Remember: Perfection isn’t required for progress.
What to do next
Let’s say your client is ready, willing, and able (for whatever habits and changes you’ve agreed upon). Now it’s time to see what happens.
Observe and monitor how they’re doing with the habit. Gather your data. You may want to keep track of the following in regard to their new habit or task:
- how often they’re getting it done
- how well they’re completing it
- the questions and concerns that come up for them
- how it’s impacting their chosen progress markers (weight, girth measurements, energy levels, and so on)
Ask yourself: Is your client getting closer to the result they’re looking for? Are there any patterns or trends that are becoming clear to you?
Once you’ve analyzed your data, decide what’s next.

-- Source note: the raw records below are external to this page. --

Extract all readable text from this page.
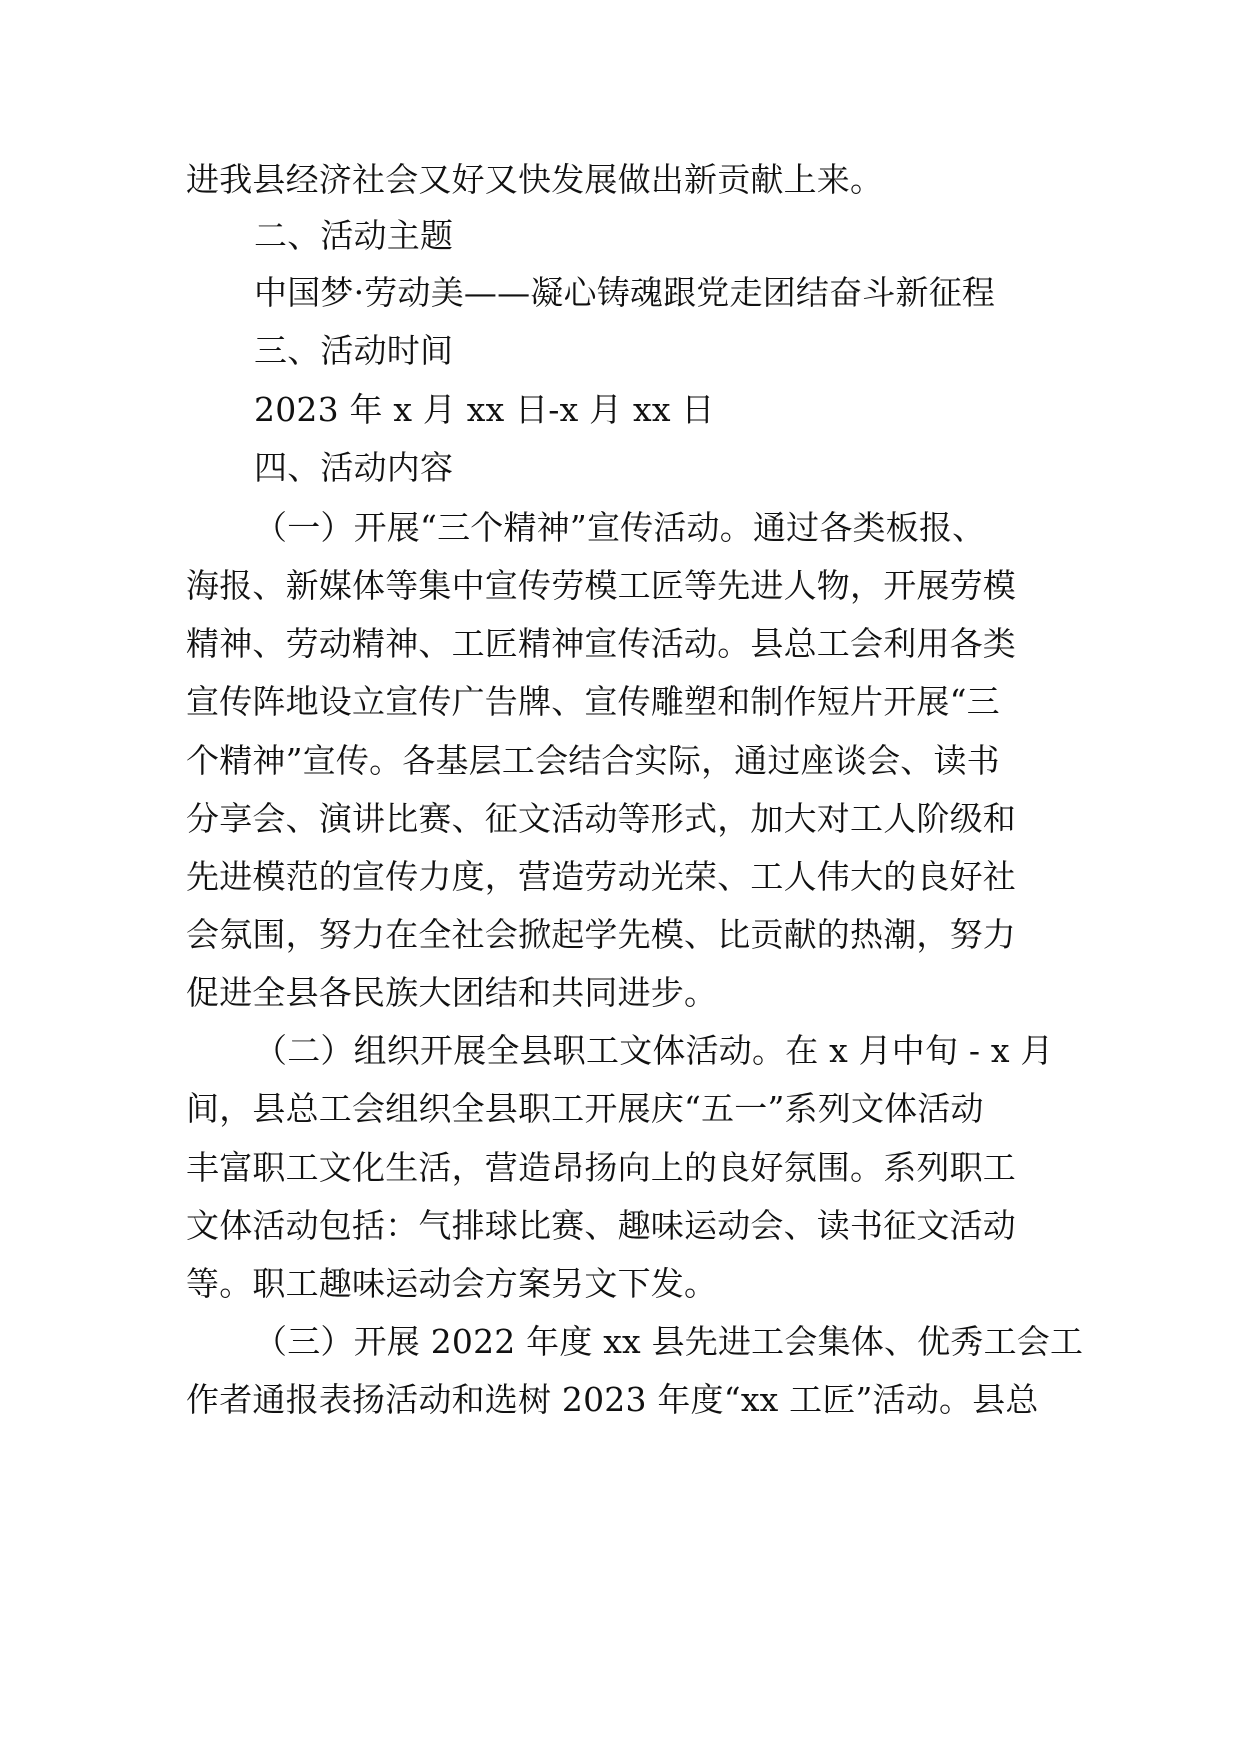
进我县经济社会又好又快发展做出新贡献上来。
二、活动主题
中国梦·劳动美——凝心铸魂跟党走团结奋斗新征程
三、活动时间
2023 年 x 月 xx 日-x 月 xx 日
四、活动内容
（一）开展“三个精神”宣传活动。通过各类板报、
海报、新媒体等集中宣传劳模工匠等先进人物，开展劳模
精神、劳动精神、工匠精神宣传活动。县总工会利用各类
宣传阵地设立宣传广告牌、宣传雕塑和制作短片开展“三
个精神”宣传。各基层工会结合实际，通过座谈会、读书
分享会、演讲比赛、征文活动等形式，加大对工人阶级和
先进模范的宣传力度，营造劳动光荣、工人伟大的良好社
会氛围，努力在全社会掀起学先模、比贡献的热潮，努力
促进全县各民族大团结和共同进步。
（二）组织开展全县职工文体活动。在 x 月中旬 - x 月
间，县总工会组织全县职工开展庆“五一”系列文体活动
丰富职工文化生活，营造昂扬向上的良好氛围。系列职工
文体活动包括：气排球比赛、趣味运动会、读书征文活动
等。职工趣味运动会方案另文下发。
（三）开展 2022 年度 xx 县先进工会集体、优秀工会工
作者通报表扬活动和选树 2023 年度“xx 工匠”活动。县总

If you determine the new habit isn’t taking your client in the right direction, maybe you want to try something completely different. If the client had a tough time completing the task, perhaps you want to scale back and make it more approachable (decrease from 5 servings of veggies a day to 3). Did they totally master their habit or task? Then consider increasing the difficulty (ramp up from 15 minutes of screen-free time before bed to 30).
And if they haven’t nailed the habit yet, but they feel confident they can, maybe you keep things exactly as they are for a little longer. No matter which path you choose, remember:
Your clients will tell you what they need to change. You just have to listen.